10 黒い猫と銀の猫

「渉、ほんとに帰ったんだ」

「うん。僕が着てきた服と下駄は、あとで郵送してくれるって」

「またお金の無駄づかいを……」

「あはは……」


 待ち合わせの雑貨屋さんで渉さんの言伝を報告するなり、昴は軽く悪態をついた。彼が昴びいきなのはあの短時間でもわかったので、この程度の愚痴は微笑ましく思えてしまう。

「渉の服だよね、それ」

「うん。ちょっとアンダーシャツはきつめだけど、靴まで問題なく履けてびっくりした」

「柔軟性ある衣類が多いからね。渉のは。でも靴が履けたのはすごい。足の大きさが一緒の人は、めったにいないと思う」

「そうだよね」

 僕はその場で何度か足踏みしてみせた。若干指先がきついので、何時間も歩き回ったら痛みが出るかもしれないが、初対面の人に貰ったお下がりとしては充分すぎるフィット感だった。

「それにしても、全身真っ黒だね……察してはいたけど」

「渉さんって、黒い服が多いの?」

「というよりも、原色かつ無地の服しか持ってない。赤とか青とか。今日もそうだったし」

「あ、確かに」

 白シャツに青いジャケットという彼のいで立ちを思い浮かべて、僕は頷いた。

「さすがに見知らぬ人に、派手めな色のを渡すことはないと思ったから。必然的に白か黒になるよ」

「はは、そっか」

「でも似合うから良かった」

 さらりと褒められて、言葉に詰まる。

 今の僕は、白紐の黒スニーカーに黒いチノパン、黒いアンダーシャツに黒カーディガンという、「全身真っ黒」ないでたちだ。サングラスとマスクをしたら職質まっしぐらの不審者になる自覚がある。伊達眼鏡が黒ぶちじゃなくてよかった。

「ハチは顔立ちが怖くないから、全然威圧感ないよ」

 僕の沈黙を疑念と受け取ったのか、昴はさらりとフォローを入れてくれる。

「それに、黒い服に合いそうなものを買えたからよかった」

「うん?」

 首を傾げる僕は、無言で袖を引っ張る昴にモールの中央部へと連れていかれた。示されるまま吹き抜けに沿って置かれたソファに腰掛け振り返ろうとすると、

「そのまま、前向いてて」

 と制されてしまった。

 首元に彼女の細い手が回される。ひんやりした感触に思わず首をすくめると、

「ごめん」

 と小さいつぶやきが聞こえた。

「いや、いいけどこれは……?」

「もうちょっと待って」

「はい」

 間髪入れずに指示されれば、おとなしく待つしかない。少しだけ首の後ろでもぞもぞと手が動く気配がして、

「できた。もう振り返ってもいいよ」

 彼女の方に顔を向けるよりも首元のわずかな重みが気になった僕は、あごを引いて胸元で銀色に光るチャームを見つけた。

「ペンダント……僕に?」

「うん。そのまんま過ぎるかなと思ったけど、目に入ったときハチにしかみえなくて。正面から見る?」

 彼女から受け取った小さな鏡で映すと、ペンダントトップにはふっくらとした猫が座っていた。

「……かわいい」

 僕よりむしろ、女性が好んでつけそうなデザインだ。思わず呟くと、後ろでくすりと笑う気配がした。
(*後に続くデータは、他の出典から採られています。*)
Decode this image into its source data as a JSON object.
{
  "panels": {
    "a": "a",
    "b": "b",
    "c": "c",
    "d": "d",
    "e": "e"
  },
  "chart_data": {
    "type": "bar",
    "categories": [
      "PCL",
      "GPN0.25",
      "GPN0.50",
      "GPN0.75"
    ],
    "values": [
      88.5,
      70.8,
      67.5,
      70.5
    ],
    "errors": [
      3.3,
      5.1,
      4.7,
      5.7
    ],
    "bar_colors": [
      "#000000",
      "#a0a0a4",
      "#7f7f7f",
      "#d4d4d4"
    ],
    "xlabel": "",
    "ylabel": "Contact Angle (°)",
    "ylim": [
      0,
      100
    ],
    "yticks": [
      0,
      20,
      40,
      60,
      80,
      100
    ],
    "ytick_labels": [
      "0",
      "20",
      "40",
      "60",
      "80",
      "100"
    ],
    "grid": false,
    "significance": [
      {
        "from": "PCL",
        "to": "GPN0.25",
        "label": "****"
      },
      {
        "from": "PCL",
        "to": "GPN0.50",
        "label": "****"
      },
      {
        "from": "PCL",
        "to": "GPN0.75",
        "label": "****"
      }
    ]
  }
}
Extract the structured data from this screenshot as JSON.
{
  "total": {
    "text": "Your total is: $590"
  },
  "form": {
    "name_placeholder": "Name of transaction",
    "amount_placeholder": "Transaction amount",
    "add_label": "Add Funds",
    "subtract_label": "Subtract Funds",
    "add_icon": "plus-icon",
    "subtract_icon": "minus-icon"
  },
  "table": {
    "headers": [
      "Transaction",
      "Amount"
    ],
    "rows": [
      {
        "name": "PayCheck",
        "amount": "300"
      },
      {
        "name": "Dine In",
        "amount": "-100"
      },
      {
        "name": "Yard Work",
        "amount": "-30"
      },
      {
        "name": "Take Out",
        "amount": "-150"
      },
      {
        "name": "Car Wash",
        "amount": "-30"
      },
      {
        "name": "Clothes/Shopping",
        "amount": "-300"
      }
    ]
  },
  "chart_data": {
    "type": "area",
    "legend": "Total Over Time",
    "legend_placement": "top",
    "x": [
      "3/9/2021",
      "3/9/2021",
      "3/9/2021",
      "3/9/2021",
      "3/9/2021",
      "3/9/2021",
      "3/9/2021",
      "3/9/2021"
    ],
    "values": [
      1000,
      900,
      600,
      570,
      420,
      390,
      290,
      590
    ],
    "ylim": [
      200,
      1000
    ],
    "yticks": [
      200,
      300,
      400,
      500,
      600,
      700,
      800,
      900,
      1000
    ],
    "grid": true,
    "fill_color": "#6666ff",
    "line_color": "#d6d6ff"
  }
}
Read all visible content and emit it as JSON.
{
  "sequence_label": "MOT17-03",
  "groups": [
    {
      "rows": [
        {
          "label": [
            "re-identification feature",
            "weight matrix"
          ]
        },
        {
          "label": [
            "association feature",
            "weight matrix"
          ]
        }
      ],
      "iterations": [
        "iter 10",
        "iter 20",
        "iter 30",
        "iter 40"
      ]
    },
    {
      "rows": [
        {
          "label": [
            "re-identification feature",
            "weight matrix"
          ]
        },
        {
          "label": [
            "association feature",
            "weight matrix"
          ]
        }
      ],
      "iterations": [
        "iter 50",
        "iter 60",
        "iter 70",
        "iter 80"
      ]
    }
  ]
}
「一応、男物だよ。チェーン太めだし。ハチが猫の時は、本当にそんな感じ」

 楽しそうにいわれて、猫の顔をまじまじと見る。銀一色の猫からは表情がうかがえないが、やや大柄で目がぱっちり開いているようだった。昴からすれば、自画像を胸元に飾っているように見えるのかもしれない。鏡と胸元を見比べる僕を、時折ふふっと息をこぼしながら鑑賞している気配がした。

 眺めているうちにだんだん自分の分身に見えてきたので、これくらいにしておこうと立ち上がった。

 ――この姿になる前に、きちんと外して保存しておこう――

 彼女に貰ったペンダントは失くすまい、と心に決めた。

 

「もともとは服を買いに行こうって話だったけど、その分だといらないかな。渉、何着か持ってきてそうだよね」

「うん。何種類かバリエーションがあるから、家で見比べればいいんじゃないかって言われた。あとで、ゆっくり見させてもらおうかな」

 昴は頷くと、遊歩道モールの奥へと目線を向ける。

「じゃあ、あっちに行こう」

 彼女の視線の先には、大規模雑貨チェーンの看板があった。